Whenever I’m in earshot of someone disparaging film critics, no matter how mildly, I defend my line of work with a question: “Have you ever seen a movie that made you laugh or cry but you knew in your heart was not a good movie?” Inevitably, they answer in the affirmative, to which I respond, “Well, then you’re a film critic.” The Starling is a film that will make critics out of us all. It’s shallow, mawkish, cloying, and clumsy, but it occasionally succeeds in spite of its deficiencies. After all, life can be mawkish, too and there are moments that will touch the tender parts of your heart. The problem is that it just keeps poking at them.
Directed by Theodore Melfi (Hidden Figures) with all the subtlety of a bird crapping on your head, The Starling is the story of Laurie (Melissa McCarthy) and Jack (Chris O’Dowd), a married couple driven apart by a family tragedy. Jack is recovering in a mental hospital from the death of their infant child, while Laurie is still on the outside, trying to hold it together. It’s not going well. Her work is suffering, and at home, she has stumbled into an adversarial relationship with a bird that dive-bombs her whenever she dares step foot into her garden.
The titular bird becomes an object of fixation, and her relationship with it measures her progress through the stages of grief, an idea spelled out several times throughout the film just in case any viewers are new to metaphors. Laurie holds impromptu therapy sessions with Dr. Larry Fine (Kevin Kline), a shrink-turned-veterinarian to whom she inexplicably gets referred. In between, she visits Jack in the hospital and tries in vain to repair their broken marriage. There’s a lot going on, and none of it seems to be happening in the same movie. Kline’s warm, earnest performance indicates a gentle story of healing from trauma, while O’Dowd stops in the middle of an overbearing climactic monologue to do a Borat impression. Yes, really.
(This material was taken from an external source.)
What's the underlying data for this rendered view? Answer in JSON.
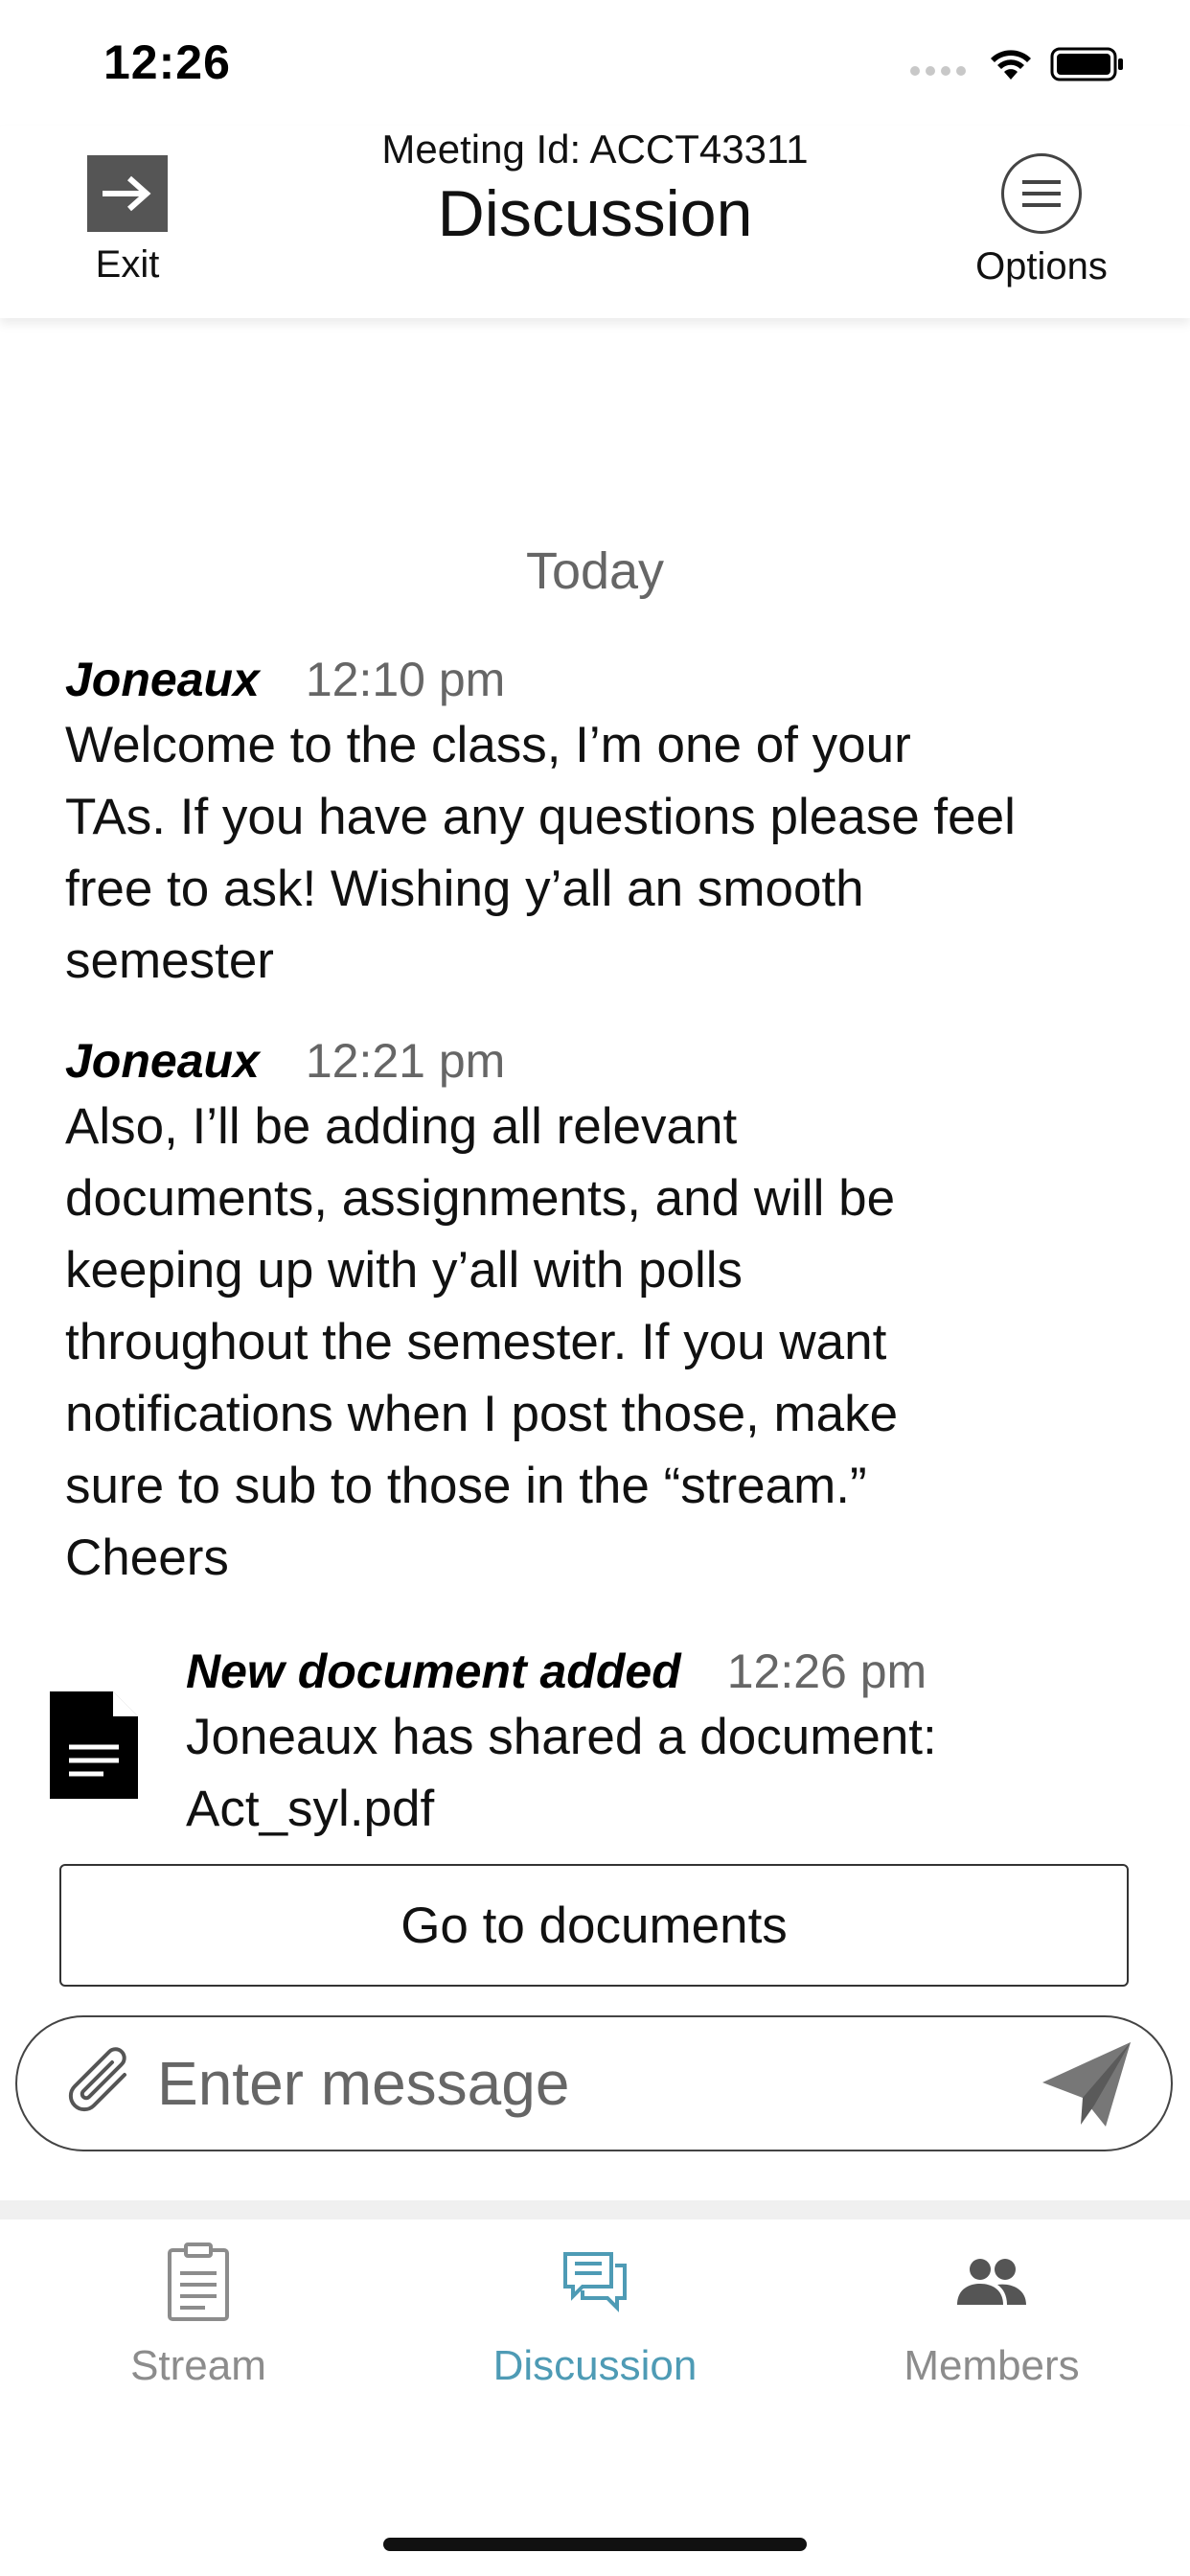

The Starling would have been wise to simplify its story, but instead it spreads its wings too far, venturing into territories it can’t find its way home from. Just one example: While its portrayal of grief has moments of true insight, its understanding of the mental health profession is laughably shallow. We are told that Dr. Larry was once in line to take over the psychiatry department at Johns Hopkins, but his fortune-cookie wisdom (“Sometimes we push people away just to see if they’ll come back,” he tells her after one session) borders on malpractice, even for a veterinarian. Then there’s the curious case of Daveed Diggs, who shows up in two scenes as a counselor who doesn’t understand why seeing a bunch of kids’ stuff in an art classroom would emotionally trigger a guy whose child just died (“Must be leftover from when this was a school,” he says. OK). Not to mention that nobody in the entire hospital notices that Jack is pocketing his medication instead of swallowing it.
The Starling misses these details because it is only focused on where it’s headed. It has such a fixed idea of its destination that it refuses to let its story breathe, its characters evolve into real people, and its simple truths rise to the surface. Whenever a moment emerges that could offer some complexity—the central relationship between Laurie and Jack is primed for that, actually—Melfi cues up the strings on the soundtrack so that the viewer knows precisely what to feel. Don’t worry about life’s ambiguities, those notes seem to say. Just cry when we tell you to cry.
But cry I did, and I have a hard time completely writing off a film that can summon such powerful emotions in me. How did this happen to me? Maybe it’s McCarthy and O’Dowd, who seem to be working from the actors-playing-grief section of their handbook but are still such innately sympathetic performers that it almost doesn’t matter. Maybe it’s the material itself; animals, broken marriages, and grief are a potent combination. Or maybe, just maybe, it’s that after sitting through this mess of overused cliches and twee metaphors, the emotional climax that mercifully concludes The Starling benefits from an unintended corollary. It’s a relief that these characters are going to get back to their lives, but an even bigger one that I’m going to get back to mine.
The Starling premieres on Friday on Netflix.